Medicare is not forgiving. If you don't act during your initial enrollment period you could find yourself without health insurance for a significant length of time. Should you miss your six-month window, you'll have to wait until the following enrollment period (Jan. 1 through March 31 of the following year) to sign up for Medicare Part B. (Remember, Part A is usually automatic.) Coverage would then begin the following July.
Not only does this mean you could go months with no basic medical coverage, but you'll also pay more for your plan once you enroll. The government will penalize you an additional 10% on top of your policy for every year you're eligible for Part B Medicare that you don't sign up. "That can be a huge financial burden," says the Kaiser Family's Neuman.
More important, insurance companies that sell supplemental insurance are under no obligation to sell you a plan with prescription-drug benefits once you miss your initial open-enrollment period. You'd then be subject to medical tests to see if you're healthy enough to qualify for their plans. Needless to say, if you aren't in good health, this could be financially devastating.

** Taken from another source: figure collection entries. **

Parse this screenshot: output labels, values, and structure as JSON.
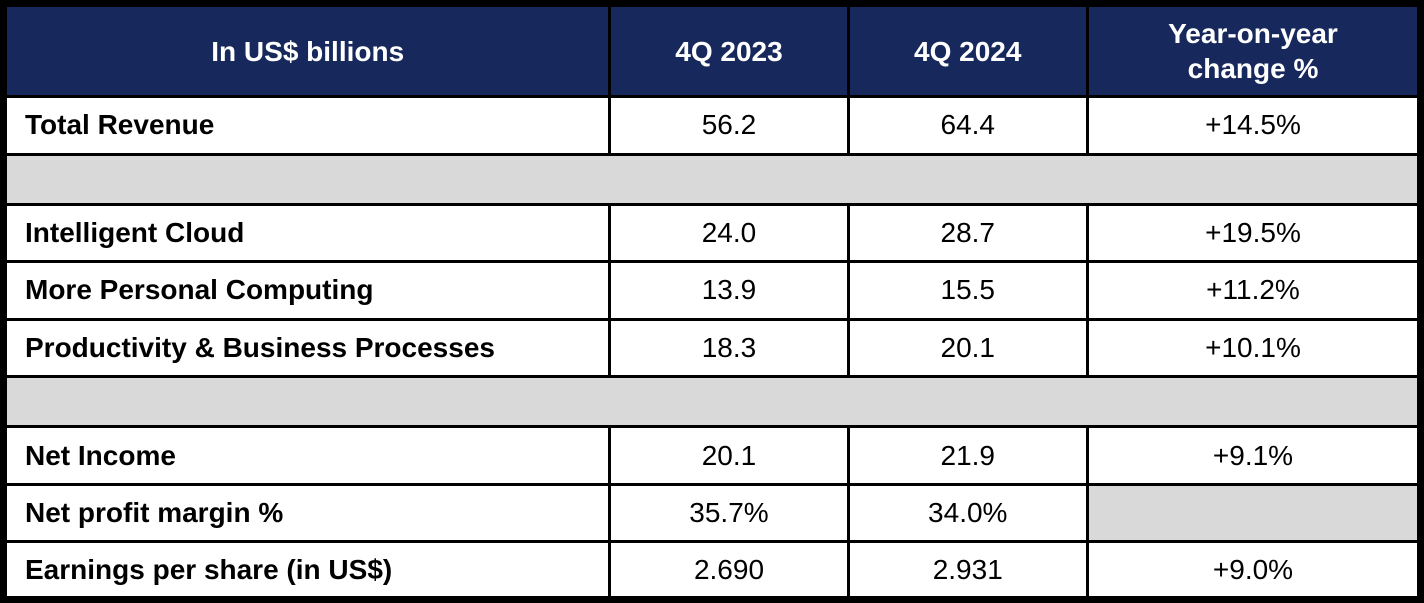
{
  "colors": {
    "header_bg": "#17285C",
    "header_text": "#FFFFFF",
    "spacer_bg": "#D9D9D9",
    "row_bg": "#FFFFFF",
    "border": "#000000",
    "body_text": "#000000"
  },
  "table": {
    "headers": [
      "In US$ billions",
      "4Q 2023",
      "4Q 2024",
      "Year-on-year change %"
    ],
    "rows": [
      {
        "label": "Total Revenue",
        "q4_2023": "56.2",
        "q4_2024": "64.4",
        "yoy": "+14.5%"
      },
      {
        "label": "Intelligent Cloud",
        "q4_2023": "24.0",
        "q4_2024": "28.7",
        "yoy": "+19.5%"
      },
      {
        "label": "More Personal Computing",
        "q4_2023": "13.9",
        "q4_2024": "15.5",
        "yoy": "+11.2%"
      },
      {
        "label": "Productivity & Business Processes",
        "q4_2023": "18.3",
        "q4_2024": "20.1",
        "yoy": "+10.1%"
      },
      {
        "label": "Net Income",
        "q4_2023": "20.1",
        "q4_2024": "21.9",
        "yoy": "+9.1%"
      },
      {
        "label": "Net profit margin %",
        "q4_2023": "35.7%",
        "q4_2024": "34.0%",
        "yoy": ""
      },
      {
        "label": "Earnings per share (in US$)",
        "q4_2023": "2.690",
        "q4_2024": "2.931",
        "yoy": "+9.0%"
      }
    ]
  },
  "chart_data": {
    "type": "table",
    "title": "Quarterly financial results (In US$ billions)",
    "columns": [
      "In US$ billions",
      "4Q 2023",
      "4Q 2024",
      "Year-on-year change %"
    ],
    "rows": [
      [
        "Total Revenue",
        56.2,
        64.4,
        "+14.5%"
      ],
      [
        "Intelligent Cloud",
        24.0,
        28.7,
        "+19.5%"
      ],
      [
        "More Personal Computing",
        13.9,
        15.5,
        "+11.2%"
      ],
      [
        "Productivity & Business Processes",
        18.3,
        20.1,
        "+10.1%"
      ],
      [
        "Net Income",
        20.1,
        21.9,
        "+9.1%"
      ],
      [
        "Net profit margin %",
        "35.7%",
        "34.0%",
        null
      ],
      [
        "Earnings per share (in US$)",
        2.69,
        2.931,
        "+9.0%"
      ]
    ],
    "layout_hints": {
      "spacer_bands_after_rows": [
        0,
        3
      ],
      "empty_cell": {
        "row": "Net profit margin %",
        "column": "Year-on-year change %"
      }
    }
  }
}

Bottom line? Pay attention to deadlines here. Your health and your wallet are at stake.
Still have questions? For basic information, check out the CMS's Web site. Nonprofit organizations such as the Kaiser Family Foundation and AARP are also good resources for Medicare info. For individual help, visit your local State Health Insurance Program office for counseling and assistance with questions. You could also call the Medicare hotline at 800-Medicare.